The attorney-client privilege shouldn’t only protect the privileged.
Incarcerated people may “have alternative methods of conducting privileged legal communication,” but none of those alternatives are convenient. Sure, you can send and receive “special mail” to and from your attorney. To do so, it has to be appropriately marked, and even then it is inspected for contraband even if it’s not read. You can also talk to your attorney on the phone. Yet you still need permission from your unit team for that, too.
In theory, maybe these sound like good alternative options. But, as a lawyer, I can count on one hand the amount of phone calls and snail-mail letters I’ve dealt with in the past few months. At the opposite end of the spectrum, though, is the amount of emails I’ve sent: hundreds.
The only other alternative for lawyers and their in-prison clients is in-person visits. As one judge said who considered — but ultimately rejected — an argument that the attorney-client privilege should cover CorrLinks communications, some facilities allow “[a]ttorneys [to] meet with their clients seven days a week from 6:30 a.m. to 8:00 p.m., and do not need an appointment.”

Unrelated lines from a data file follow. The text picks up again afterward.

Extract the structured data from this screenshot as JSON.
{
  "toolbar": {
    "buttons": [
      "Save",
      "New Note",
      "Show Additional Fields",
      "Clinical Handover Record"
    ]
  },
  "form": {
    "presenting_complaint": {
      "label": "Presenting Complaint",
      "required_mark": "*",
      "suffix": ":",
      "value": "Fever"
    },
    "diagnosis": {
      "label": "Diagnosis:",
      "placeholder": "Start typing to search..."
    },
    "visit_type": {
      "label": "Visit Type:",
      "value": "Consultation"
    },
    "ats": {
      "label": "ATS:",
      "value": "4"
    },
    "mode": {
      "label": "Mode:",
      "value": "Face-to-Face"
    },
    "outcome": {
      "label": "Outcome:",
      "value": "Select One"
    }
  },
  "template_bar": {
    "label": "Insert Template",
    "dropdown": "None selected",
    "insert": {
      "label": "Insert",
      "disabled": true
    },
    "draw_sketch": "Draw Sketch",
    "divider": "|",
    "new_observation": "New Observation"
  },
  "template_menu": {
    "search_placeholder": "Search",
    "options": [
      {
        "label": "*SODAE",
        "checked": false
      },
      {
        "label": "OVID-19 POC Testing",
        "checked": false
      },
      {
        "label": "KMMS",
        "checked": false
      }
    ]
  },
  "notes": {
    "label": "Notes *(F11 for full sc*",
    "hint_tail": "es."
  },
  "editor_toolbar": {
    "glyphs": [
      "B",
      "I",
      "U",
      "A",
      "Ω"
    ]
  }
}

But what kind of attorneys have the time and resources to have in-person visits with all of their clients in lieu of exchanging an email? The ones with time. And the ones with clients who have money. According to the Defender Services Division, court-appointed lawyers represent 85 percent of criminal defendants at some point during their case. For the other 15 percent, resorting to snail mail, phone calls or in-person visits might be just fine. But for the vast majority, taking advantage of the protections provided by the attorney-client privilege isn’t as easy. Maybe that’s why we call it a privilege.